The deal was I would be groomed to take over eventually. It was very appealing to me, and I thought it was a really unique opportunity.
When did you work your way up to the GC position there?
After I was there about a year, the GC left. At the time, there was an assistant GC and me, so I raised my hand and said I wanted the job. At the time, we were working through divesting the business, so the CEO said, if things went well with that deal, he would promote me. In the interim, through more internal change, I was given the corporate secretary responsibilities. So I was essentially acting as the GC.
Then, good to his word, when the divestiture occurred, the CEO officially promoted me to GC.
Please tell me a little about your legal department. How many lawyers and legal staff? Has it changed much since you joined?
When we did the divestiture, one other attorney left to go with that business unit, and we had a paralegal. The legal department retracted to the point that it was just me, and up until last fall, I was on my own—the one armed paper hanger—at the company.
And it definitely presented a lot of challenges.
What are some of your biggest challenges?
As the sole lawyer in-house, you’ve got a limited legal budget, which is why you’re the only lawyer there. There’s a lot of balance between what you have to take on, what you should take on and what you need to farm out and trying to manage that within the budget.
One of the challenges in being the sole full legal source for so long is you get “legal loneliness.” Certainly you have business colleagues, but there’s no one around to bounce ideas off of. You have your outside counsel law firms, but you have to pay for those conversations.
I recently hired another lawyer, and it’s nice to have a legal colleague in the department. My new in-house lawyer is only a year out of law school, and now I’m working on training him. My goal is to give him as close to a law firm training as I can within the in-house constraints. That presents some challenges striking that balance, but it is important.

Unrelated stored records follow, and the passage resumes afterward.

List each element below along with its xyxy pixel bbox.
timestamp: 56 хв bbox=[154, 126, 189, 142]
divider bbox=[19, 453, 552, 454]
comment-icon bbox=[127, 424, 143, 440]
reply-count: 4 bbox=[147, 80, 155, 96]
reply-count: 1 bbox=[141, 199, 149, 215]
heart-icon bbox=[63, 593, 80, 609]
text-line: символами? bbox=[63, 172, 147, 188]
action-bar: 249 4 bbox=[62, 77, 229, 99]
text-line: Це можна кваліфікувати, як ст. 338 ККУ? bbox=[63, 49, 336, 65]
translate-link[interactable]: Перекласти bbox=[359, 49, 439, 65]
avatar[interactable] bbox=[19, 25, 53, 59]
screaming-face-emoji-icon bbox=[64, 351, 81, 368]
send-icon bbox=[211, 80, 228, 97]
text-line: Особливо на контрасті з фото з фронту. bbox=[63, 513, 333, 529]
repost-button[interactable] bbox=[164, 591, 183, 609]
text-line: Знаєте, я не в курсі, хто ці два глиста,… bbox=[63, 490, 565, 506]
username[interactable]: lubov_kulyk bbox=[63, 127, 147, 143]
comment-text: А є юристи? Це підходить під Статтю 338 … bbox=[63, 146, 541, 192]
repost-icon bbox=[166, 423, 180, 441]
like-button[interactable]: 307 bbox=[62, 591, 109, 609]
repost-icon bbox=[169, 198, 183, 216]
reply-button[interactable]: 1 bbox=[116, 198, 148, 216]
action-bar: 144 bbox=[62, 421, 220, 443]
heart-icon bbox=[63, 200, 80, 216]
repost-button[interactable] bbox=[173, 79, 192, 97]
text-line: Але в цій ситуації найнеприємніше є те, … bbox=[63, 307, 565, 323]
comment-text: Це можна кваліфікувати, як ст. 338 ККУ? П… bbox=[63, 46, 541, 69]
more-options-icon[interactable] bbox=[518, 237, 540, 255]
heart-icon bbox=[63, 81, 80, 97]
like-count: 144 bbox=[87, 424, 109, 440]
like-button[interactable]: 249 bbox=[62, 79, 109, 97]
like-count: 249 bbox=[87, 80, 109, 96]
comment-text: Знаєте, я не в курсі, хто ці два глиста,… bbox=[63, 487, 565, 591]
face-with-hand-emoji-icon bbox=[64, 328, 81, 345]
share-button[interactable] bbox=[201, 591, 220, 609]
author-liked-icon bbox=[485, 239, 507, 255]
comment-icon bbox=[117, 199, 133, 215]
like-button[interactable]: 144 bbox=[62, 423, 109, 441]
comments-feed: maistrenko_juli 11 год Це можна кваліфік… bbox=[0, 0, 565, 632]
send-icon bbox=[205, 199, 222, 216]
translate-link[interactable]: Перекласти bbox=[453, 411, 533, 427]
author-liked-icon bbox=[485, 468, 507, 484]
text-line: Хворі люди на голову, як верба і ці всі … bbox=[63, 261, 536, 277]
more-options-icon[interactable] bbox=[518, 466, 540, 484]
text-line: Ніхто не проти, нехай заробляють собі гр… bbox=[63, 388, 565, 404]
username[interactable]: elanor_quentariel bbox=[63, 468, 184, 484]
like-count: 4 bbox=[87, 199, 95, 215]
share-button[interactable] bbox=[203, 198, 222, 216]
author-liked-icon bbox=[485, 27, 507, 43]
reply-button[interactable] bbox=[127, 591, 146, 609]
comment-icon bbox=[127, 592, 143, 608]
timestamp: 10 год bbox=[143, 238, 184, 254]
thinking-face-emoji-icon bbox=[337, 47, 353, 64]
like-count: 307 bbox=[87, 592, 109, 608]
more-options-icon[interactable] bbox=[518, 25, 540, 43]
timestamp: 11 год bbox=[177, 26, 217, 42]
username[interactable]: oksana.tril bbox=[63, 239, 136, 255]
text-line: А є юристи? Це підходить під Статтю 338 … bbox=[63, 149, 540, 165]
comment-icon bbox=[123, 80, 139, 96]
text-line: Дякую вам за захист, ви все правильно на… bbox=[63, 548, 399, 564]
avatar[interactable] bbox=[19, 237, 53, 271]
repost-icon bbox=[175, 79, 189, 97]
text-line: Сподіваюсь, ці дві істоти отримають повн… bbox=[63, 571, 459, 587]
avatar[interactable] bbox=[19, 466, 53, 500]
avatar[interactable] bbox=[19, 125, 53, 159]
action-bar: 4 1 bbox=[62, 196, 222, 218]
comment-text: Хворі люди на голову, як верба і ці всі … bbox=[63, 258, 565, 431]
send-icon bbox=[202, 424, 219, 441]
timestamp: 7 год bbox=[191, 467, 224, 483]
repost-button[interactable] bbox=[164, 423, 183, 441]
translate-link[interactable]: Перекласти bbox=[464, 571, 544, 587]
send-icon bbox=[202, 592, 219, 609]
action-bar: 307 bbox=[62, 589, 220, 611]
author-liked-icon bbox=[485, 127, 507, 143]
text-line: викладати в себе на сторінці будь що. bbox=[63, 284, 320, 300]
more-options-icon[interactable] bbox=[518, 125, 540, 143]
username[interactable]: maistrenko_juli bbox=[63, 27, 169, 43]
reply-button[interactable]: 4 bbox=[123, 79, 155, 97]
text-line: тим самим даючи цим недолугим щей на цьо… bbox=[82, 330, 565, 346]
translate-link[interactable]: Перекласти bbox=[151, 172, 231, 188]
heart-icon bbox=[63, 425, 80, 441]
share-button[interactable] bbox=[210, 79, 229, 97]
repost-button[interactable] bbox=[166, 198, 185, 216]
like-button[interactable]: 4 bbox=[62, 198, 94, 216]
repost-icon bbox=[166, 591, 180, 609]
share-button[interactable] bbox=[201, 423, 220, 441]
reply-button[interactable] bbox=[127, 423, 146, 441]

So much of the time at the more junior level law firm positions are “get it done, crank it out.” There is less emphasis on putting in the critical thinking and the why of the changes. That’s a critical component in my training.
What do you love most about being a lawyer?
I enjoy being a part of the management team, part of management level decisions and being able to guide other members of the executive team on matters critical to the company: identifying areas of risk and helping to form strategies. You don’t get that as an outside lawyer. You just get little snapshots, not the whole the picture.
Tell me about the mentors you had growing up in your legal career.
The most important ones I had were at Gordon & Glickson—Mark Gordon in particular. He was critical in forming my approach to negotiating contracts. He provided me with so many opportunities to sit in on negotiations with him, and I really learned a lot from him.
And Diana McKenzie, also at Gordon & Glickson, pushed me out of the nest and got me to start thinking that I can actually do this.
What advice would you give a young lawyer who wants to be senior in-house counsel in a company someday?
The most critical thing is, especially if you’re making a move from a law firm to an in-house role and then want to move your way up: You have to wear two hats. You can’t be “all lawyer” in an in-house role. And you can’t take the same hard line that you take in a law firm—that conservative, completely risk-averse, risk avoiding advice you give as outside counsel.
When you’re in-house, you have to wear a business hat at the same time as your legal hat. You have to look at the big picture and find risk-minimizing solutions rather than completely risk-avoiding answers. You don’t want to be the department of “no.” What executive management wants is to find a workable solution.